I stood on the porch marveling at the heat. When was the rain going to come? I could see no clouds at all from where I stood. The day before, we had been threatened by thunder all afternoon, but when it came down to it all the rain we got amounted to a few, brief, noisy, celebrated drops--drops that I found disappointing in their small number.
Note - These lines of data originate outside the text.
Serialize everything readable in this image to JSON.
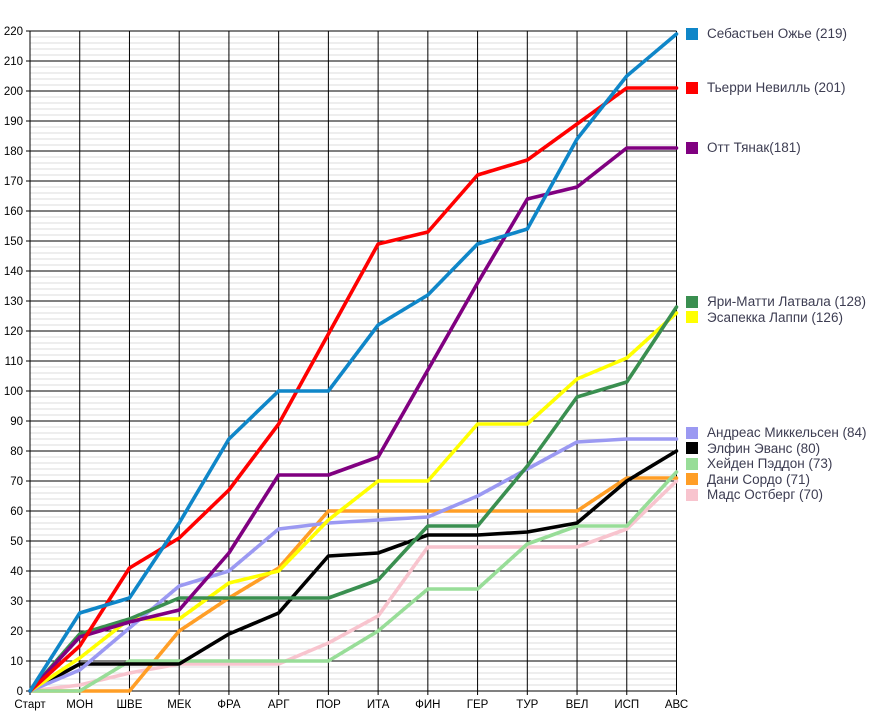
{
  "chart_data": {
    "type": "line",
    "title": "",
    "xlabel": "",
    "ylabel": "",
    "x_categories": [
      "Старт",
      "МОН",
      "ШВЕ",
      "МЕК",
      "ФРА",
      "АРГ",
      "ПОР",
      "ИТА",
      "ФИН",
      "ГЕР",
      "ТУР",
      "ВЕЛ",
      "ИСП",
      "АВС"
    ],
    "ylim": [
      0,
      220
    ],
    "y_tick_step": 10,
    "y_minor_step": 2,
    "grid": true,
    "legend_position": "right-aligned-to-line-ends",
    "colors": {
      "major_grid": "#000000",
      "minor_grid": "#dcdcdc",
      "background": "#ffffff",
      "legend_text": "#3d3d52",
      "axis_text": "#000000"
    },
    "series": [
      {
        "name": "Себастьен Ожье",
        "legend_label": "Себастьен Ожье (219)",
        "total": 219,
        "color": "#0f86c8",
        "values": [
          0,
          26,
          31,
          56,
          84,
          100,
          100,
          122,
          132,
          149,
          154,
          184,
          205,
          219
        ]
      },
      {
        "name": "Тьерри Невилль",
        "legend_label": "Тьерри Невилль (201)",
        "total": 201,
        "color": "#ff0000",
        "values": [
          0,
          15,
          41,
          51,
          67,
          89,
          119,
          149,
          153,
          172,
          177,
          189,
          201,
          201
        ]
      },
      {
        "name": "Отт Тянак",
        "legend_label": "Отт Тянак(181)",
        "total": 181,
        "color": "#800080",
        "values": [
          0,
          18,
          23,
          27,
          46,
          72,
          72,
          78,
          107,
          136,
          164,
          168,
          181,
          181
        ]
      },
      {
        "name": "Яри-Матти Латвала",
        "legend_label": "Яри-Матти Латвала (128)",
        "total": 128,
        "color": "#3a8f50",
        "values": [
          0,
          19,
          24,
          31,
          31,
          31,
          31,
          37,
          55,
          55,
          75,
          98,
          103,
          128
        ]
      },
      {
        "name": "Эсапекка Лаппи",
        "legend_label": "Эсапекка Лаппи (126)",
        "total": 126,
        "color": "#ffff00",
        "values": [
          0,
          11,
          24,
          24,
          36,
          40,
          57,
          70,
          70,
          89,
          89,
          104,
          111,
          126
        ]
      },
      {
        "name": "Андреас Миккельсен",
        "legend_label": "Андреас Миккельсен (84)",
        "total": 84,
        "color": "#9b99f2",
        "values": [
          0,
          7,
          21,
          35,
          40,
          54,
          56,
          57,
          58,
          65,
          74,
          83,
          84,
          84
        ]
      },
      {
        "name": "Элфин Эванс",
        "legend_label": "Элфин Эванс (80)",
        "total": 80,
        "color": "#000000",
        "values": [
          0,
          9,
          9,
          9,
          19,
          26,
          45,
          46,
          52,
          52,
          53,
          56,
          70,
          80
        ]
      },
      {
        "name": "Хейден Пэддон",
        "legend_label": "Хейден Пэддон (73)",
        "total": 73,
        "color": "#98dd98",
        "values": [
          0,
          0,
          10,
          10,
          10,
          10,
          10,
          20,
          34,
          34,
          49,
          55,
          55,
          73
        ]
      },
      {
        "name": "Дани Сордо",
        "legend_label": "Дани Сордо (71)",
        "total": 71,
        "color": "#ff9e26",
        "values": [
          0,
          0,
          0,
          20,
          31,
          41,
          60,
          60,
          60,
          60,
          60,
          60,
          71,
          71
        ]
      },
      {
        "name": "Мадс Остберг",
        "legend_label": "Мадс Остберг (70)",
        "total": 70,
        "color": "#f8c4ce",
        "values": [
          0,
          2,
          6,
          9,
          9,
          9,
          16,
          25,
          48,
          48,
          48,
          48,
          54,
          70
        ]
      }
    ]
  }
}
And then I heard the slightest “pip!” and the layer of sky above me up to the height of the roof and a bit beyond was alive with birds, mostly swallows, their unusual tail points briefly visible as they darted and rose through the air. It was a number of birds more than I could count, and though I couldn’t even see what they were eating, they must have been eating a lot of it. Then they all rested for a few seconds on the roof, and went at it again.

I went inside.

On the shady side of the house the roof was liberally peppered with resting swallows and the old dog Cherry stood at the bank of windows up at the top of stairs, her tags jingling with excitement, her ears pricked, her tip-toed stance lively and shifting with the slightest movement of the birds outside. There were so many of them, blue with rust-colored chests, and those funny little u-shaped tails, with two points. They seemed to do a lot of resting, and then a lot of flying about, diving and dashing into the air. Cherry whined just a bit, under her breath, like she was whispering a secret to me, knowing as a good hunting dog does that being quiet would prolong her delight in watching. Schwartz joined her, his uncanny cat sense telling him when there’s something good to do. But he hung back, having been scolded all summer by the loud squeaks of titmice. He had learned to stay where he could see and watch but not alarm the performers.